Before we can start evolving anything, we have to figure out how to represent the individuals; we need to decide how to structure their chromosome. Many genetic algorithm implementations represent these as a [u8], serializing and deserializing as appropriate. There's a lot to recommend this representation. For one, modern computers have instructions specifically tailored to operate on many bytes in parallel—a topic we'll touch on in Chapter 10, Futurism – Near-Term Rust,—which is especially helpful in the mutation and reproduction stages of a genetic algorithm. You see, one of the key things to a successful simulation of evolution is speed. We need a large population and many, many generations to discover fit individuals. [u8] is a convenient representation for serialization and deserialization, especially with something such as serde (https://crates.io/crates/serde) and bincode (https://crates.io/crates/bincode) at hand. The downside to a [u8] representation is creating individuals that don't deserialize into something valid, in addition to eating up CPU time moving back and forth between [u8] and structs.

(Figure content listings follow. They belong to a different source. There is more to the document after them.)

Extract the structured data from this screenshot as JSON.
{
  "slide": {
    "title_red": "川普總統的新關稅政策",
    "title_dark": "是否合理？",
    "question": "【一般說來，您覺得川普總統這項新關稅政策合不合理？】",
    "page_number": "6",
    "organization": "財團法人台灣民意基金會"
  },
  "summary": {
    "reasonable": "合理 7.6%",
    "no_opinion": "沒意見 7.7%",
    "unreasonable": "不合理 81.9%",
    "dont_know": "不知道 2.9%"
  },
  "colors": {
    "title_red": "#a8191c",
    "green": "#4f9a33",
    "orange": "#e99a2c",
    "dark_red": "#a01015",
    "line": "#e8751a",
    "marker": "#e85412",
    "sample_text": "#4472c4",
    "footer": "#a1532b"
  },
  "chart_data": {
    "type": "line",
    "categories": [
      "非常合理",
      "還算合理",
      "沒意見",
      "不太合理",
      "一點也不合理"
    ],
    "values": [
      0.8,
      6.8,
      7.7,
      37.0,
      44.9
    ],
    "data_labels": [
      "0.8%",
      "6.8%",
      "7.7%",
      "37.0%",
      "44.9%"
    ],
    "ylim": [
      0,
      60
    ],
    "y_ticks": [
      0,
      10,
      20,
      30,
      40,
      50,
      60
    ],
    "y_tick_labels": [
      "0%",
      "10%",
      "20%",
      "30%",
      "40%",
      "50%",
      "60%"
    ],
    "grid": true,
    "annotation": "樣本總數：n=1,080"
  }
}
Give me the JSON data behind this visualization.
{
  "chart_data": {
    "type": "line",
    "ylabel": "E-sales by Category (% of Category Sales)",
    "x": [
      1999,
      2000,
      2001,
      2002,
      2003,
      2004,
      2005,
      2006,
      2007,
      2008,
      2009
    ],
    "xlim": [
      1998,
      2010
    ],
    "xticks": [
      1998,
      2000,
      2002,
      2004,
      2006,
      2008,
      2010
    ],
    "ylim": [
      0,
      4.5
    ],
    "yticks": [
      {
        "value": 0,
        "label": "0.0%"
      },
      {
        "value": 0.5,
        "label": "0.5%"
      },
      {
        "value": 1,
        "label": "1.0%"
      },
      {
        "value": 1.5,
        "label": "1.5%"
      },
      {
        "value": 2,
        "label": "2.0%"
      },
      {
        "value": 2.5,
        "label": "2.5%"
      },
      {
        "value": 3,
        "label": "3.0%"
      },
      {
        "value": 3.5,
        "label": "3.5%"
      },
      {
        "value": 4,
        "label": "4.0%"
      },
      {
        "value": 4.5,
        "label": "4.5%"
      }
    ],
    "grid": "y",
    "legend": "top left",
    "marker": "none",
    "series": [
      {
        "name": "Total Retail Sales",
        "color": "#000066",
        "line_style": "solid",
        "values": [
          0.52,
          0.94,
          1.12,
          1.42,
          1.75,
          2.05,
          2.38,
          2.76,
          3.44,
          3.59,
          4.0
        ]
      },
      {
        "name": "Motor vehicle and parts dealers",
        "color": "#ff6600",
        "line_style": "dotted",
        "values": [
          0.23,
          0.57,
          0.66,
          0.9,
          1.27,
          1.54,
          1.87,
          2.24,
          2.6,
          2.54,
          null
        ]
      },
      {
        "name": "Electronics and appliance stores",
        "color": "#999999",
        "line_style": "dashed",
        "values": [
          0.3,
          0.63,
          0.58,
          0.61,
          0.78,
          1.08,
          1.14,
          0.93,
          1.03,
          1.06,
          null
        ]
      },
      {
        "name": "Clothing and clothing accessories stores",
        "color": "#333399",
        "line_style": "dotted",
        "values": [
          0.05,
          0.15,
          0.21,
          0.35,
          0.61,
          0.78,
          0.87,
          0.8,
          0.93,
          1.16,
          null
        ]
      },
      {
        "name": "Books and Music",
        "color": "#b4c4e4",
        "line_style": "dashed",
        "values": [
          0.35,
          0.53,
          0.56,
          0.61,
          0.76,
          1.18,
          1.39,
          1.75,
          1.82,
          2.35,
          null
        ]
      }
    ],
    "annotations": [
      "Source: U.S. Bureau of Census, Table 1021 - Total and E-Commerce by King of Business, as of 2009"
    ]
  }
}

Program optimization comes down to carefully structuring one's computation to suit the computer or finding clever ways to avoid computation altogether. In this particular project, we do have a trick we can play. A valid individual is a finite list of instructions—feruscore targets producing load files—and all we have to do, then, is represent an instruction as a Rust struct and pop it into a vector. Not bad! This will save us a significant amount of CPU time, though our mutation step will be a tad slower. That's okay, though, as fitness evaluation will be the biggest time sink, as we'll see that shortly.